South Shore Breaker
One year after an autism diagnosis
By the time these words are printed, a year will have passed since a psychologist sat across from me and said, “I’m making a diagnosis on the autism spectrum.”
The diagnosis changed some things — admittedly, though, not as much as I first imagined.
While people are interested to hear about my experiences (aside from writing, I’ve had interview opportunities as well), the interest is mainly from outside parties. People who aren’t in my life. When it comes to those I interact with regularly, few folks bring up autism or ask about it.
In some ways, this might be a blessing: I’ve heard and read stories about other autistic people fielding invasive questions and “advice” postdiagnosis.
Parents of young autistic children get this, too, and are sometimes even blamed (subtly and not-so-subtly) for their child’s disability.
So, while there’s been little outside affirmation, no one has suggested that dairy or flu shots are to blame for my autism.
No one’s asked if I would consider trying a juice cleanse.

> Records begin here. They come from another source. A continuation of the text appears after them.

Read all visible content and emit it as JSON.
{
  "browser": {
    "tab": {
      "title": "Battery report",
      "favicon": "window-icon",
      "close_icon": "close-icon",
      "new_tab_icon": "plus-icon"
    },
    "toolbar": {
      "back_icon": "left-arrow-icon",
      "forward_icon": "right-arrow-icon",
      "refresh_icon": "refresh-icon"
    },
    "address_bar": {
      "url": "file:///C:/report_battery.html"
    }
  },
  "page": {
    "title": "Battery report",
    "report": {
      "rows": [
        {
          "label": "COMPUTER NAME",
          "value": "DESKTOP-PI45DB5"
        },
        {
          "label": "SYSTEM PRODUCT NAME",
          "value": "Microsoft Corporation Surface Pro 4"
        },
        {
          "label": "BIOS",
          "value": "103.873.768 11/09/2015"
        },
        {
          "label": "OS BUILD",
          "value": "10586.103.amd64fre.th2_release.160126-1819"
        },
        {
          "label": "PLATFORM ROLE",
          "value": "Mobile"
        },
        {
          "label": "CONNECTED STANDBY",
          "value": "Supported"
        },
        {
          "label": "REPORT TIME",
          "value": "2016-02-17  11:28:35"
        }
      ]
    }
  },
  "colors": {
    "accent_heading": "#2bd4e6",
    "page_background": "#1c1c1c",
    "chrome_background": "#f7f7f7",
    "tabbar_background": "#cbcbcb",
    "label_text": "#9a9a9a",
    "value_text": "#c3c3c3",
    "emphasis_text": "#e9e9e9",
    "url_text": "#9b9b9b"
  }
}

Not to my face, anyway. But I’ve still had to find inner affirmation. Much of this comes from reading: books, blogs and even Twitter.

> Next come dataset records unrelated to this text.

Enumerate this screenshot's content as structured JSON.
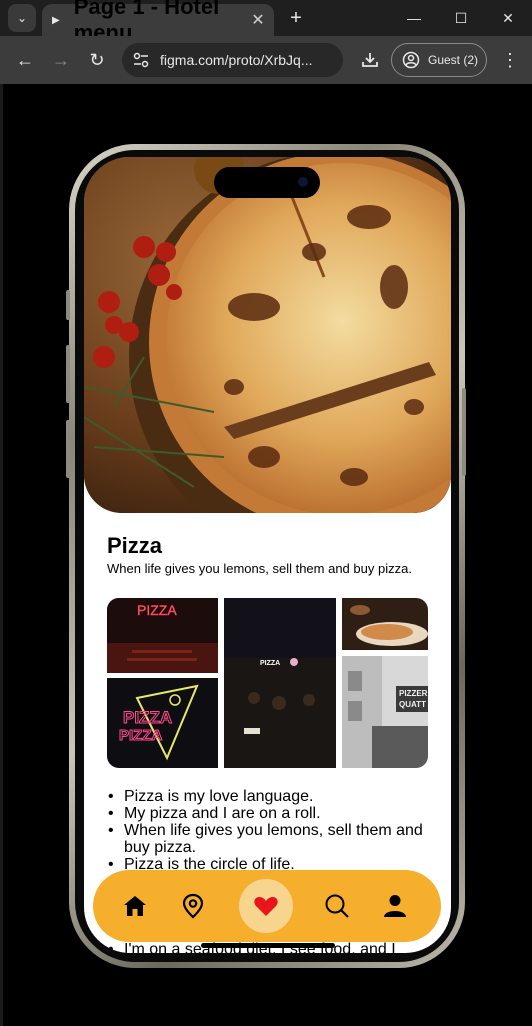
{
  "browser": {
    "tab_title": "Page 1 - Hotel menu",
    "url": "figma.com/proto/XrbJq...",
    "guest_label": "Guest (2)"
  },
  "page": {
    "title": "Pizza",
    "subtitle": "When life gives you lemons, sell them and buy pizza.",
    "gallery": [
      "PIZZA neon sign",
      "Pizza street at night",
      "Pizza slices",
      "Neon pizza slice",
      "Pizzeria storefront"
    ],
    "bullets": [
      "Pizza is my love language.",
      "My pizza and I are on a roll.",
      "When life gives you lemons, sell them and buy pizza.",
      "Pizza is the circle of life."
    ],
    "partial_bullet": "I'm on a seafood diet. I see food, and I"
  },
  "nav": {
    "items": [
      {
        "name": "home-icon"
      },
      {
        "name": "location-pin-icon"
      },
      {
        "name": "heart-icon",
        "active": true
      },
      {
        "name": "search-icon"
      },
      {
        "name": "user-icon"
      }
    ]
  },
  "colors": {
    "accent": "#f6ae2d",
    "accent_light": "#f7d58f",
    "heart": "#e8151a",
    "browser_bg": "#1f1f1f",
    "toolbar_bg": "#3c3c3c"
  }
}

Although social media has its pitfalls, I have discovered and “met” fellow autistic writers who have been diagnosed for longer than I.

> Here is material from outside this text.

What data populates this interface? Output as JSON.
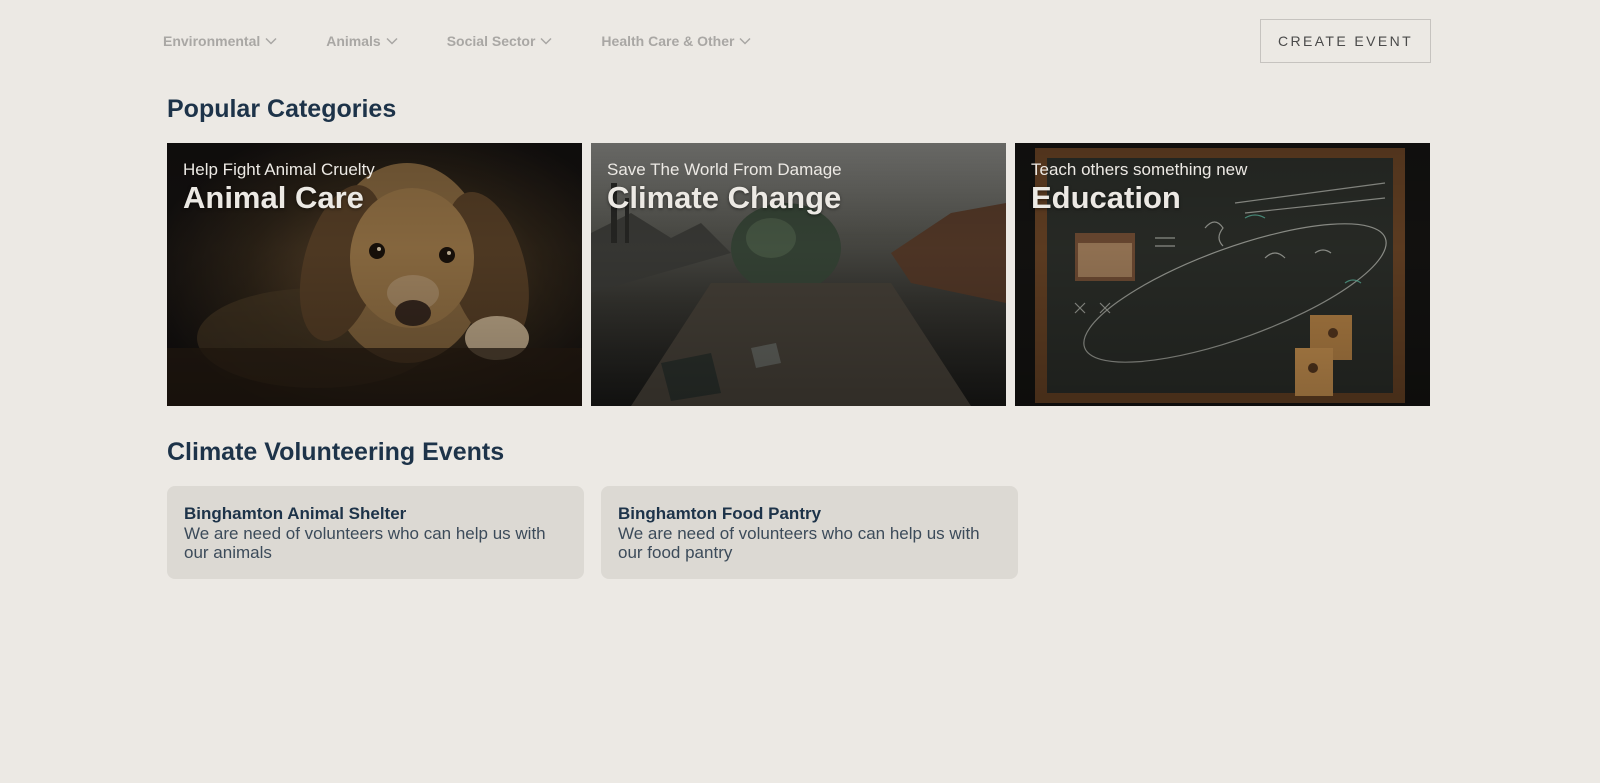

For a year, I have been reading everything I can about autism and other forms of neurodivergency. I expected I would be well-versed and confident in the way I talk about autism by now
— at least I thought I would fully understand my own autism.
On the contrary, I might be less certain than I was before. My questions have doubled, and my curiosity has only increased. Issues I once felt were black-and-white now appear nuanced.
In addition to the anniversary of my diagnosis, I turned 29 this month. My birthday often brings a mix of regret and anxiety to the forefront of my mind, and I feel those same emotions this year.
However, I have also been reflecting on the importance of aging. It has an added meaning to me now, having learned the average lifespan of an autistic person is estimated to be significantly younger than allistic (nonautistic) people.
The average age of death varies study to study (Sarah Kurchak wrote about this at length for the online publication Vox). One factor may be that autistic people are more likely to have conditions such as epilepsy and depression. Suicide is prevalent among autistic adults; especially autistic women like me. Although I don’t have epilepsy, I do have severe depression.
I try to remind myself that, with the challenges I’ve faced, simply living is meaningful — even if I haven’t accomplished as many things as I would like.
As I go into my 30th year, I look forward to what I will learn next.